A MÃO RECEBE O SALÁRIO
A face de lua negra
sobre as moedas vermelhas,
o pagador nos espera.
Somos apenas um número
e a dúvida. Vamos em fila
como os mendigos num sábado.
Lá fora, o pássaro voando,
a rosa crescendo, um cão
no alpendre, um peixe no azul.
Nosso nome declamado.
Os algarismos se dobram
como acrobatas na cena.
A mão recebe o salário,
confere as cédulas: não chega!
Não chega. O mundo escurece...
Vejo piscinas no céu,
autos voando, navios
partindo para o nunca mais.
Escuto as risadas amplas
no prédio ao lado.
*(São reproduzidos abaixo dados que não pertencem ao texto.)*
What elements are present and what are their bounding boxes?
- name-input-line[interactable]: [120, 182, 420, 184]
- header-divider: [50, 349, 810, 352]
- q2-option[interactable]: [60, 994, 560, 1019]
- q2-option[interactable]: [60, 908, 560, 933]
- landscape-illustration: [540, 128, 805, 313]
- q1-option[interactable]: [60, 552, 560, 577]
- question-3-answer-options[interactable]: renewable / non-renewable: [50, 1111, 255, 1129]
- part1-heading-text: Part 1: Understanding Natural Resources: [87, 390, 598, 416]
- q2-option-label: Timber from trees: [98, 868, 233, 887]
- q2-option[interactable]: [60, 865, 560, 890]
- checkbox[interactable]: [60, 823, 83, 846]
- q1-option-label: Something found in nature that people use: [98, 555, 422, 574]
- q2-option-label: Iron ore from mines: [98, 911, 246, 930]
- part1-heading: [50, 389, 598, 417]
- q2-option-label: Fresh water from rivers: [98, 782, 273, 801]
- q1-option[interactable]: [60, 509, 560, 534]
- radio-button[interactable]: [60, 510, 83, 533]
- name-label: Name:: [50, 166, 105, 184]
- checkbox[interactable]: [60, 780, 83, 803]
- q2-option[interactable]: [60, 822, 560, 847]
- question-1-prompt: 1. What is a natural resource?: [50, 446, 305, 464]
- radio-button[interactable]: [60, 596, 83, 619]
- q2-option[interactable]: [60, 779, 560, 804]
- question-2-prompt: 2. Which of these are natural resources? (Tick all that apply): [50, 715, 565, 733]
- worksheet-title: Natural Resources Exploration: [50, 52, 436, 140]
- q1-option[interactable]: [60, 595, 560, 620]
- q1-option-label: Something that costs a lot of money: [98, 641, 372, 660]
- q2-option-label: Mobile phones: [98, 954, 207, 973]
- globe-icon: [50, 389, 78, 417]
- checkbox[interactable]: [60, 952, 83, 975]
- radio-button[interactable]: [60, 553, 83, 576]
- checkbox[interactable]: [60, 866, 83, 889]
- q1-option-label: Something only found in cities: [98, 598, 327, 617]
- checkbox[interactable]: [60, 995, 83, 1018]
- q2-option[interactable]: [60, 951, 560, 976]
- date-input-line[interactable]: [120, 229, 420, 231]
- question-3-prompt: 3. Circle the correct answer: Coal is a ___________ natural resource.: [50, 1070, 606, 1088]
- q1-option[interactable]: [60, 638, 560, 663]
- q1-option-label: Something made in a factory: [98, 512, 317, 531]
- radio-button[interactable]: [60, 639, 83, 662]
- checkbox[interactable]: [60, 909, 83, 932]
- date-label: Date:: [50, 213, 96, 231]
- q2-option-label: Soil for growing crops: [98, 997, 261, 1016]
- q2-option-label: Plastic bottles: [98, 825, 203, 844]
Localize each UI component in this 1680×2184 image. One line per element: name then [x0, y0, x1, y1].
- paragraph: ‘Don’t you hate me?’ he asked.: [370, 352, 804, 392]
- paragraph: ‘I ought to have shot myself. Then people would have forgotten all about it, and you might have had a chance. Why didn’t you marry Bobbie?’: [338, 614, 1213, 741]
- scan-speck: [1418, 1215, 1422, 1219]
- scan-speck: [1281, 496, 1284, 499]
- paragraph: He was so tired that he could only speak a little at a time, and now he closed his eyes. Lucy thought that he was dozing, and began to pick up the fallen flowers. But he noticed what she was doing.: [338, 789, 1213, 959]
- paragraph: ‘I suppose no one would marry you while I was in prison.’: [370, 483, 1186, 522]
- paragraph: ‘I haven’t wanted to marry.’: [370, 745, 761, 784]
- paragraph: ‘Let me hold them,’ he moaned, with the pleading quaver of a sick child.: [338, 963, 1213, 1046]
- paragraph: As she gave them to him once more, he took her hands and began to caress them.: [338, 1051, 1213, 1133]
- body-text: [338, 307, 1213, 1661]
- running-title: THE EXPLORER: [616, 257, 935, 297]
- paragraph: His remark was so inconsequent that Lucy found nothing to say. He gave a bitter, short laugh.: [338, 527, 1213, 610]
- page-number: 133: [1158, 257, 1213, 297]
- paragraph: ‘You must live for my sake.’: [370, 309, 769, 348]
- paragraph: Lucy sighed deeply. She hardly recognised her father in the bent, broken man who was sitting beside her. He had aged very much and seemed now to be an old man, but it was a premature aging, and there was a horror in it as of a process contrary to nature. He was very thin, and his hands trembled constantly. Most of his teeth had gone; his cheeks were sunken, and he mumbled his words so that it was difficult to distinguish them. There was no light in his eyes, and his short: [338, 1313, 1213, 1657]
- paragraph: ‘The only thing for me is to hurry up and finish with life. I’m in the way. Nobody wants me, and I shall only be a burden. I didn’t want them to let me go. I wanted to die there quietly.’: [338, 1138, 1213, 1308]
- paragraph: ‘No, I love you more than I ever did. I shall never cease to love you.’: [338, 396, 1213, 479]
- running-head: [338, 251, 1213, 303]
Adivinho
a alegria dos meus donos.
Observo de novo as cédulas:
retratos de heróis, cidades,
as guanabaras em flor...
Cédulas inúteis, não cobrem
a dor dos dias perdidos.
Conto de novo, não chega...
Volto ao lar como um vencido.
O vento do sul nos cabelos,
o soluço dos pés na pedra.
Vergonha das mãos vazias.
Penso no filho, a merenda
escolar entre os cadernos.
Vejo a mulher, Mao no rosto,
os olhos na esquina, à espera
de um vulto lento na tarde.
E teu brinquedo, meu filho?
Mulher doente, e o remédio?
Quero gritar, mas não devo.
Brusco, atravesso a sala
sento à mesa, peço o prato,
mastigo a dor em silêncio.
Mãe e filho chegam tímidos,
sentam-se ao lado, me olham.
Calados, compreenderão.
In: Antologia da nova
poesia brasileira, 2 ed., Orfeu, 1970.